Le praticien ne dispose donc pas, actuellement, d’une méthode de diagnostic individuel de la dicrocœliose chronique fiable pour l’espèce bovine.

Un risque de contamination automnale

Dicrocoelium lanceolatum nécessite deux hôtes intermédiaires, un mollusque et une fourmi, pour se développer et pour contaminer les ruminants hôtes définitifs. Cette contamination est facilitée par la paralysie du second hôte intermédiaire, qui reste fixé sur un brin d’herbe par la crispation de ses mandibules, provoquée par la présence d’un kyste métacercarien de Dicrocoelium dans le ganglion sous-œsophagien. Ces fourmis parasitées contiennent les formes infestantes de la petite douve pour le ruminant qui les ingère.

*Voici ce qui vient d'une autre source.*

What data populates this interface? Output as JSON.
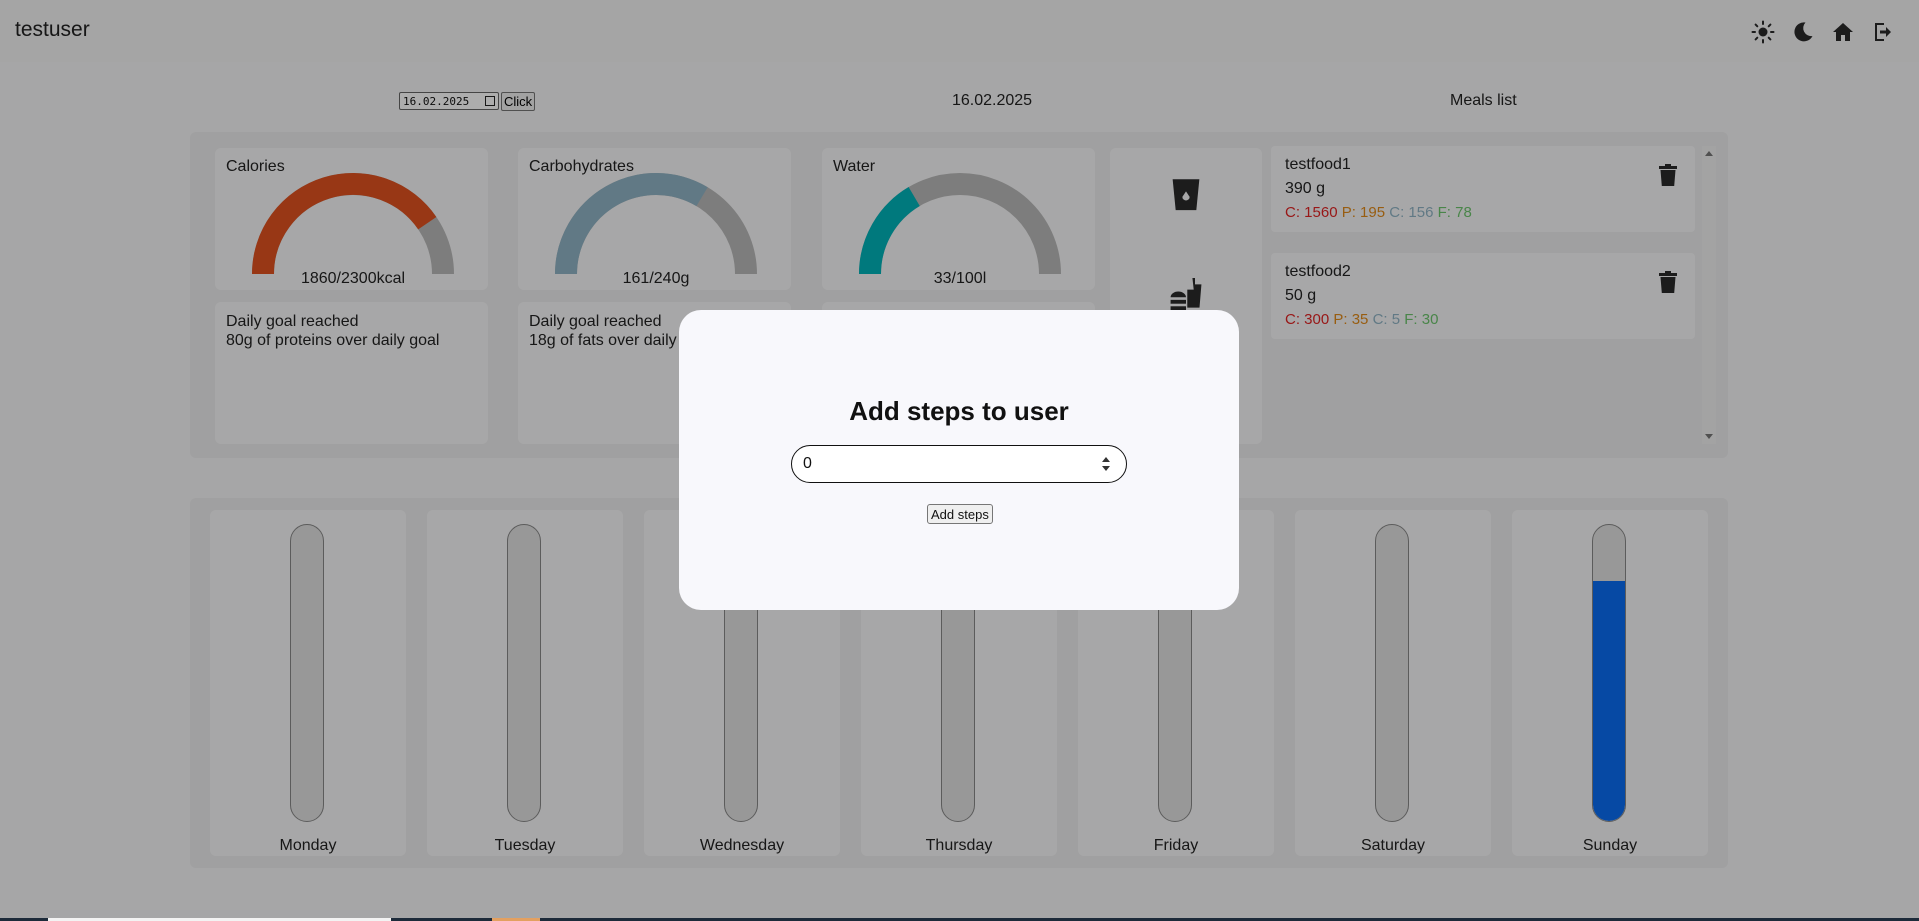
{
  "header": {
    "username": "testuser",
    "icons": [
      "sun-icon",
      "moon-icon",
      "home-icon",
      "logout-icon"
    ]
  },
  "date_bar": {
    "date_value": "16.02.2025",
    "click_label": "Click",
    "current_date": "16.02.2025",
    "meals_title": "Meals list"
  },
  "gauges": [
    {
      "title": "Calories",
      "label": "1860/2300kcal",
      "fraction": 0.809,
      "color": "#e0521f"
    },
    {
      "title": "Carbohydrates",
      "label": "161/240g",
      "fraction": 0.671,
      "color": "#8fb3c4"
    },
    {
      "title": "Water",
      "label": "33/100l",
      "fraction": 0.33,
      "color": "#00b3b8"
    }
  ],
  "info_cards": [
    {
      "line1": "Daily goal reached",
      "line2": "80g of proteins over daily goal"
    },
    {
      "line1": "Daily goal reached",
      "line2": "18g of fats over daily goal"
    }
  ],
  "meals": [
    {
      "name": "testfood1",
      "weight": "390 g",
      "c": "C: 1560",
      "p": "P: 195",
      "carb": "C: 156",
      "f": "F: 78"
    },
    {
      "name": "testfood2",
      "weight": "50 g",
      "c": "C: 300",
      "p": "P: 35",
      "carb": "C: 5",
      "f": "F: 30"
    }
  ],
  "steps": {
    "days": [
      {
        "label": "Monday",
        "fill": 0
      },
      {
        "label": "Tuesday",
        "fill": 0
      },
      {
        "label": "Wednesday",
        "fill": 0
      },
      {
        "label": "Thursday",
        "fill": 0
      },
      {
        "label": "Friday",
        "fill": 0
      },
      {
        "label": "Saturday",
        "fill": 0
      },
      {
        "label": "Sunday",
        "fill": 0.81
      }
    ]
  },
  "modal": {
    "title": "Add steps to user",
    "input_value": "0",
    "button_label": "Add steps"
  }
}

Le traitement antiparasitaire des animaux contre les petites douves – dont le coût est élevé – se justifie par la baisse des performances et l’atteinte hépatique des individus infestés. La présence, dans le cycle externe de Dicrocoelium lanceolatum, d’hôtes intermédiaires qui hibernent permet aux formes immatures du parasite de survivre en hiver. Un traitement systématique de tous les bovins pendant la période de stabulation diminue l’excrétion d’œufs de petites douves à la mise à l’herbe. Cependant, si ces animaux sont relâchés au printemps sur une pâture qui héberge des hôtes intermédiaires parasités ayant survécu à l’hiver, ils s’infestent de nouveau lors de la reprise d’activité des mollusques et des fourmis. Cette infestation, bien que faible, est responsable du rejet d’œufs de parasite sur les pâtures huit à douze semaines après la contamination des hôtes définitifs. L’excrétion d’œufs de Dicrocoelium permet l’infestation de la jeune génération de mollusques. Le risque de contamination des bovins à l’automne n’est alors pas négligeable, bien qu’inférieur à ce qu’il aurait été sans traitement hivernal. Les molécules prescrites (hors AMM) sont le nétobimin et l’albendazole, à la dose élevée de 20 mg/kg. Les traitements doivent être poursuivis pendant plusieurs années de suite afin de rompre le cycle de contamination.